Community—and your business value—isn’t a 48-hour thing.

How do you think our event participants define what a successful event is? A “not bad” buffet? Conference rooms without lightning that doesn’t make everyone look like a vampire? Not even reliable on-site WiFi is what really delights them. Paying attention to those details is important, but at the heart of the matter, a high-quality event is about us delivering information and connections—real value—to the community when they need it.

We’ve grown significantly in how we can deliver for community. Events used to have a clear beginning and end: a daylong meeting, a weekend retreat, maybe a weeklong conference. Once the internet became a widespread and reliable tool, we added complementary webinars and networking meetups. This was so valuable that it is clear that a single event once a year cannot fulfill the needs of a community.

Now, we’re reexamining again. Multiple events are great—except disparate platforms mean we’re not delivering a common experience to our attendees. True and lasting community happens when there is both regular and equal contact. Thanks to the event industry’s hybrid revolution, we can make it happen. Using a mix of in-person and virtual situations—e.g., trade shows, announcements, webinars, trainings—on a single platform, we reach everyone repeatedly and in a common way. We deliver information and connections when our community needs them, and we already have their attention when we want to drop something surprising.

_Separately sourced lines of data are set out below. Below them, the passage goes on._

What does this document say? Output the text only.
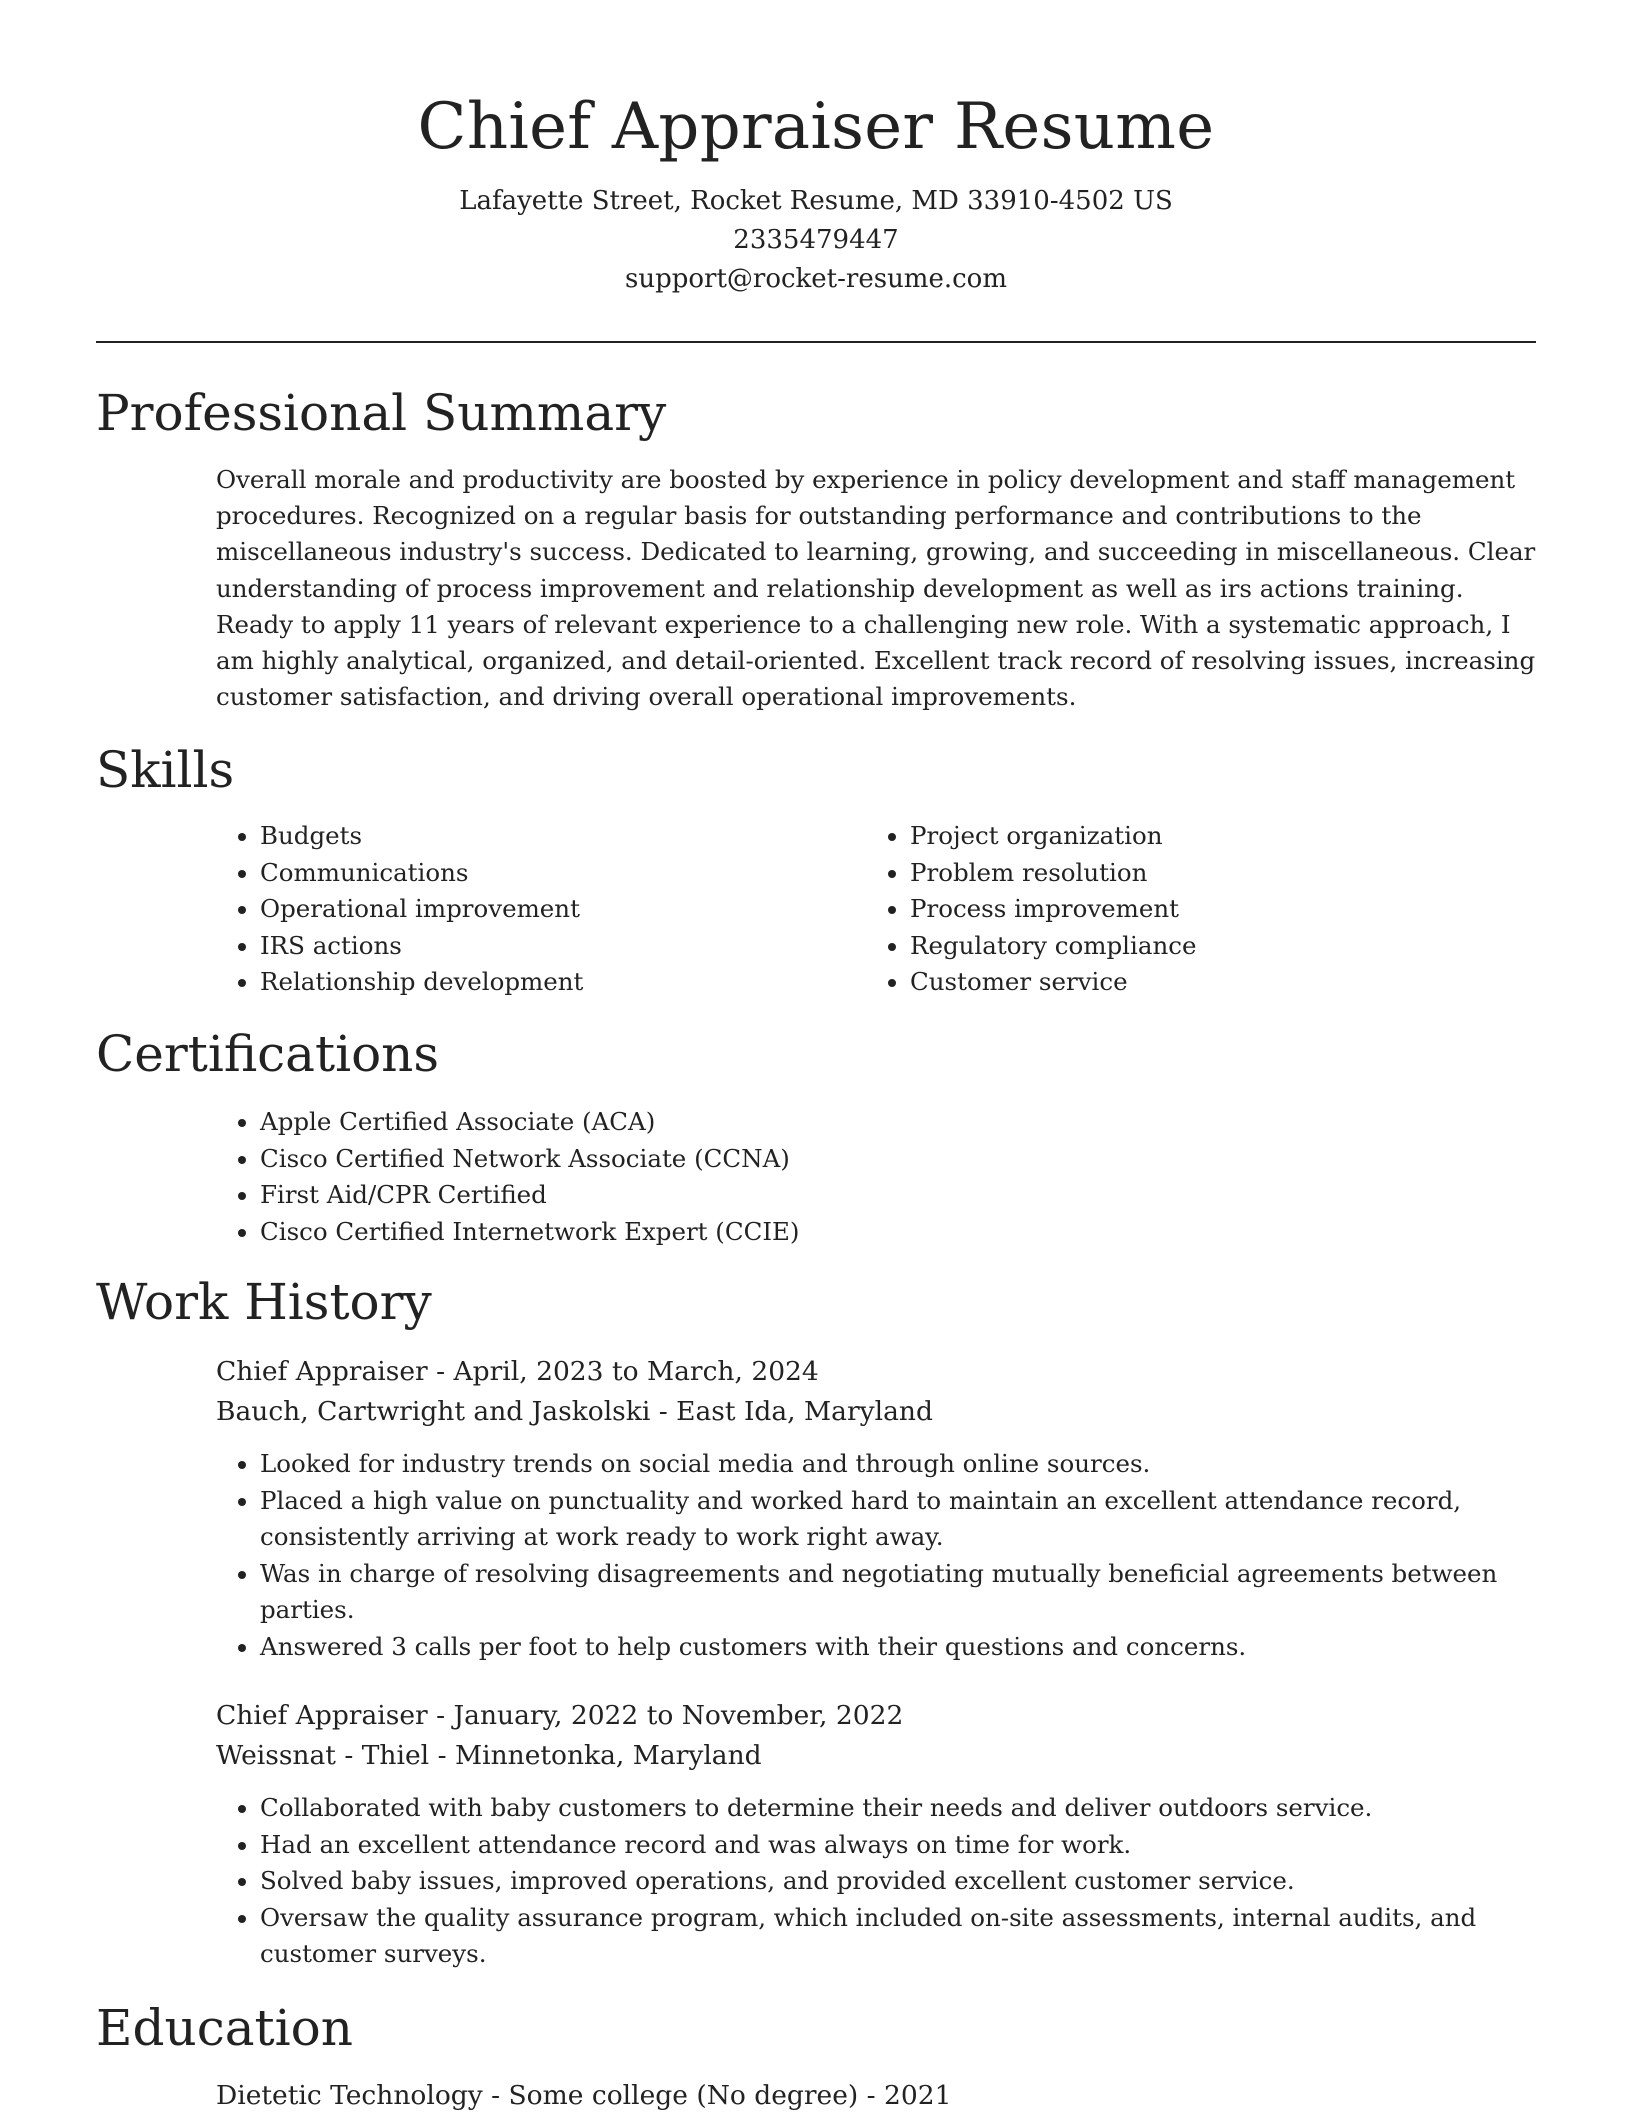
Chief Appraiser Resume
Lafayette Street, Rocket Resume, MD 33910-4502 US
2335479447
support@rocket-resume.com
Professional Summary

Overall morale and productivity are boosted by experience in policy development and staff management procedures. Recognized on a regular basis for outstanding performance and contributions to the miscellaneous industry's success. Dedicated to learning, growing, and succeeding in miscellaneous. Clear understanding of process improvement and relationship development as well as irs actions training. Ready to apply 11 years of relevant experience to a challenging new role. With a systematic approach, I am highly analytical, organized, and detail-oriented. Excellent track record of resolving issues, increasing customer satisfaction, and driving overall operational improvements.

Skills
• Budgets
• Communications
• Operational improvement
• IRS actions
• Relationship development
• Project organization
• Problem resolution
• Process improvement
• Regulatory compliance
• Customer service
Certifications
• Apple Certified Associate (ACA)
• Cisco Certified Network Associate (CCNA)
• First Aid/CPR Certified
• Cisco Certified Internetwork Expert (CCIE)
Work History
Chief Appraiser - April, 2023 to March, 2024
Bauch, Cartwright and Jaskolski - East Ida, Maryland
• Looked for industry trends on social media and through online sources.
• Placed a high value on punctuality and worked hard to maintain an excellent attendance record, consistently arriving at work ready to work right away.
• Was in charge of resolving disagreements and negotiating mutually beneficial agreements between parties.
• Answered 3 calls per foot to help customers with their questions and concerns.
Chief Appraiser - January, 2022 to November, 2022
Weissnat - Thiel - Minnetonka, Maryland
• Collaborated with baby customers to determine their needs and deliver outdoors service.
• Had an excellent attendance record and was always on time for work.
• Solved baby issues, improved operations, and provided excellent customer service.
• Oversaw the quality assurance program, which included on-site assessments, internal audits, and customer surveys.
Education
Dietetic Technology - Some college (No degree) - 2021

These yearlong events don’t necessarily stretch January 1 to December 31 or fiscal year start to end. By “yearlong,” we mean an ongoing series that stretches over a substantial amount of time and whose diverse events are accessible as a common experience for a single, but hopefully growing, audience. These elements—ongoing, diverse, on a single platform for a single type of audience that is also accessible and inclusive to new like minds—turn your event from stagnant to transformational, your participants from an audience into a community, and the business your event promotes from transactional to substantive in your community’s lives.


Enjoy the benefits.

There are a lot of reasons to explore hosting a yearlong event. Here are just some.

  • Single source of data: Each event you host generates its own set of data, which is valuable, but also time-consuming and labor-intensive to manage. Even though a year-round event is technically multiple events, it is experienced as one event, bound by the single participating community. Data from it allows you to quickly connect with hot leads that your sales team can quickly follow up.
  • More frequent engagement: You keep your relationships warm and increase your business value because your community is always active.
  • Single platform: By using one platform, you can quickly identify speakers who were popular and successful and repurpose their content, so your community is always connected with you and your extended team’s offerings.
  • Data-driven improvement: Each individual event is part of a whole. Data- and AI-driven recommendations based on user activity and engagement help you improve from week to week, not year to year as you might with the old way of annual gatherings.

Get started with these tips.

Keep these points in mind as you explore this new frontier in event management.

  • Align the cadence and type of events to the needs of your community and your business objectives. For example, if your community needs education and self-improvement, host a series of webinars, and do so frequently. If your community needs business connections, host intimate networking and meetings at a less frequent pace.
  • Plan for one or two bigger, cornerstone events, and use smaller events to lead into and build the hype for the larger events.
  • Remember that yearlong events are actually year-round communities, so make sure to create a place for your community to engage, share their feedback, and find what they need when they want it—always.
  • Be kind to your team. This level of consistent engagement can be taxing on the organizers, so reuse some of your best content. You also can break a longer session, seminar, or webinar into several smaller pieces and release each as its own installment.

Instead of a single event with lead up and follow up, imagine your job as fostering year-round community. Reimagine your events as one collective and improve them for stakeholders, VIPs, and participants alike.